I dont think its going to be that big of a deal on the comic scale. I think pouring Mercury mass in hydro carbons like we already have is going to have slightly more of an impact on earth.
and beside if would be a mute point, becuase we would have so much power from the dyson sphere would heat the earth or probably change it orbit if we so disired.
@flash.killer you never saw the Armageddon did you? you can throw 1 zillion nuclear bombs at Mercury, and all you going to get is a nice glassy planet that is no far too radioactive to even get close to. and the bombs are only half the problems. getting them there also is.
we could make a zillion mega bomb, but.... what rocket is going to take it that.
and we need a zillion mega watt laser to drill the magic hole to mecery core, and of course when we blow up mecryy with a bomb, none of the peices will go flying. they will all stay perfctly nicely right there so we can harvest them. then we still need to proccess every single ounce of the planet. its eaiser to do it bit by bit. just like they do on the earth.
The article and most of the comments are all fantasy anyways....
Science sees no further than what it can sense, i.e. facts.
Religion sees beyond the senses, i.e. faith.
Open your mind and see!
174 years? In comparison to the projected lifetime of the sun and hopefully mankind, that is not very much. Let's do it! ;)
Additionally, if most of mercury is a metal core, we might be able to use that anyway ;)
And isn't the asteroid belt a little much far out?
What about using the energy harvested while building that cloud to extend the cloud? We could also do that in the asteroid belt of course... or anywhere we have enough raw materials a swarm of intelligent robots could build such a thing... the only problem would probably be to get all that energy to where it is needed
@Inaka__rob Well, of course moving matter from the asteroid belt to a closer solar orbit would be inefficient. I just don't see why you would want to build a Dyson structure within Earth's orbit, as that would block solar energy to here and freeze the only planet in the solar system that is habitable with very little effort needed. Hence, converting the asteroid belt in situ into a Dyson structure. Duh.

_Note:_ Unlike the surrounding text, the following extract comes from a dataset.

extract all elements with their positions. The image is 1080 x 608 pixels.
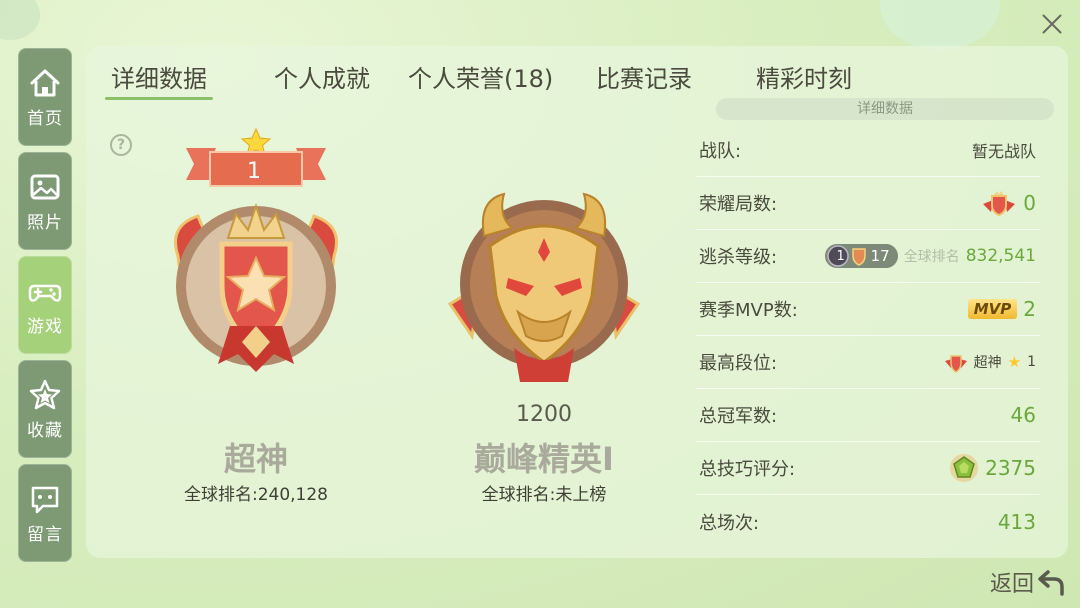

Let's just all move to Mercury.
My (Stuart Armstrong) suggestion was never a practical idea for solving current energy problems - it was connected with the Fermi Paradox, showing how little effort would be required on a cosmic scale to start colonizing the entire universe (the original talk is at www.youtube.com/watch?v=zQTfuI-9jIo&feature=g-all-u&context=G240991cFAAAAAAAADAA ).
Even though it's not short term practical, the plan isn't fanciful. Solar power is about 3.8×10^26 Watts. The gravitational binding energy of Mercury is about 1.80 ×10^30 Joules, so if we go at about 1/3 efficiency, it would take about 5 hours to take Mercury apart from scratch. And there is enough material in Mercury to dyson nearly the whole sun (using a Dyson swarm, rather than a rigid sphere), in Mercury orbit (moving it up to Earth orbit would be pointless).
So the questions are:
1) Can we get the whole process started in the first place? (not yet)
2) Can we automate the whole process? (not yet)
3) And can we automate the whole process well enough to get a proper feedback loop (where the solar captors we build send their energy to Mercury to continue the mining that builds more solar captors, etc...)? (maybe not possible)
If we get that feedback loop, then exponential growth will allow us to disassemble Mercury in pretty trivial amounts of time. If not, it will take considerably longer.
Cheese made a lot of sense there and in response to the whole freezing Earth by blocking the sun deal... these things wouldn't block the sun out, we're not that stupid of a race. With how small mercury is in the sky, those tiny things in comparison wouldn't even begin to block the sun out. NASA is able to do so much more than they do, we probably could have colonized other moons and planets by now except they're dragging their feet massively. I can imagine by the time this idea would be put into action at NASAs current pace, we'd already have solar panel-like things nearing 90% efficiency or better making the outside energy requirement not generated by the sun almost non-existant.